When the war of Kurukshetra was declared, perhaps Arjuna was raring to go to the war field and settle scores for all the wrongdoings of his cousins towards Draupadi and the Pandavas.

Yet when the actual day of the war dawned, he was gripped by a strange dilemma.

The faces on the opponent’s side sent him down the memory lane. He was overwhelmed by visions of unconditional love and affection showered on him by

Bhishma, the rewards of learning and knowledge bestowed upon him by his guru Drona, the cordiality and goodwill extended by the warrior kings among other things.

The Pandava prince laid down his bow and vehemently expressed his reluctance to fight the war.
Then, Lord Krishna took the initiative to help Arjuna by explaining the various facets of life and see the Truth of life and the very Creation. Arjuna was sensitised to the fact that the body and the soul were different entities with entirely opposite characteristics.

While the soul or atman is indestructible by nature, the corporal body merely housed the soul.
Arjuna was clearly told that he should not grieve over the loss of the physical bodies of his relatives because their souls would continue to exist in another body in another form.

Lord Krishna also told Arjuna about how a person could realise the ultimate truth by making a conscientious choice of following the path of Bhakthi, Jnana or Karma yoga and persuaded the Pandava warriorto fulfill his Karma to restore Dharma.

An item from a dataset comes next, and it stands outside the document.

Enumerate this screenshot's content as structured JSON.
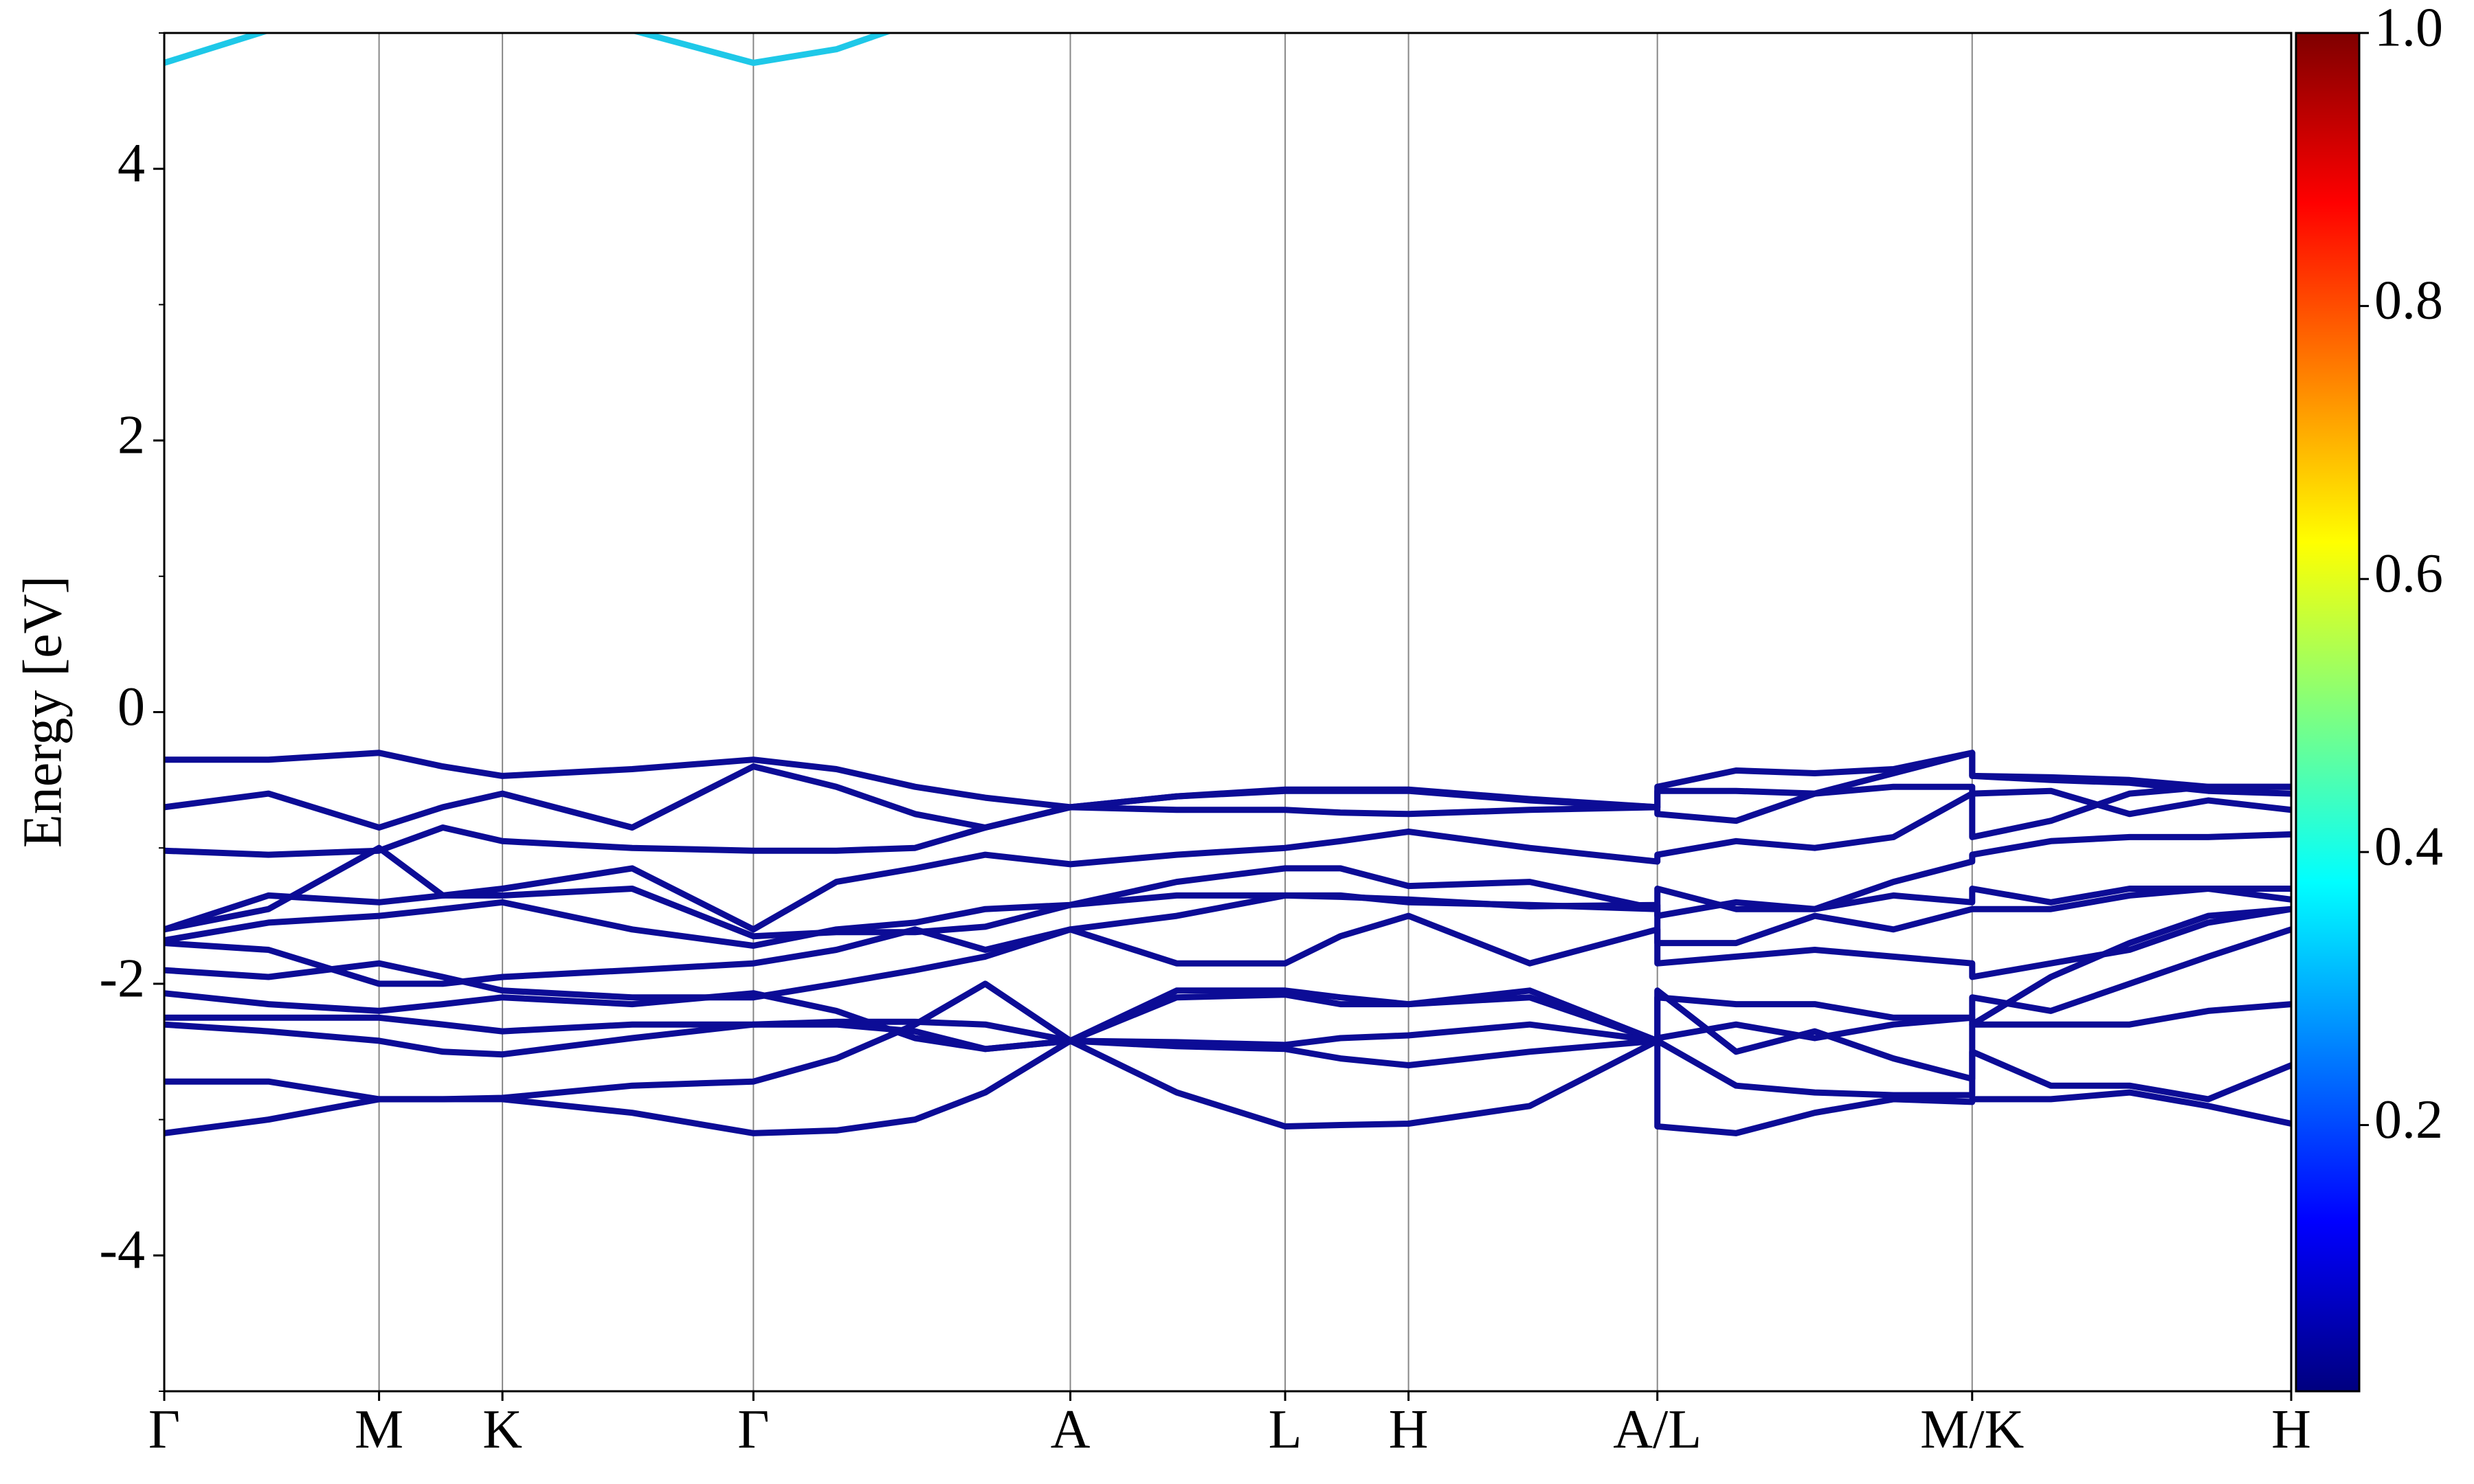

The rest is history.

 Krishna’s advice to Arjuna is the famous Bhagvad Gita.  It has been analysed, commented upon and translated into just about every language in the world.

The relevance of its content has been vastly recognised by philosophers, seers, theologists, artists, scientists, professionals, amateurs and the common man alike.

The karma theory propounded in the good book has been variously understood by the humanity through the proverb as you sow, so you reap and Newton’s third law which says every action has an equal and opposite reaction.

In such a scenario, one would think that the world we live in would have been relieved of all ills and would be a sanitized utopia.

Sadly enough, that is not the case because human race has largely failed in the art of translating theory into practice.

The day we realise that lofty philosophy does not lie in the realms of the abstract and is meant to be practised, we can hope to live in a spiritually evolved and harmonious society.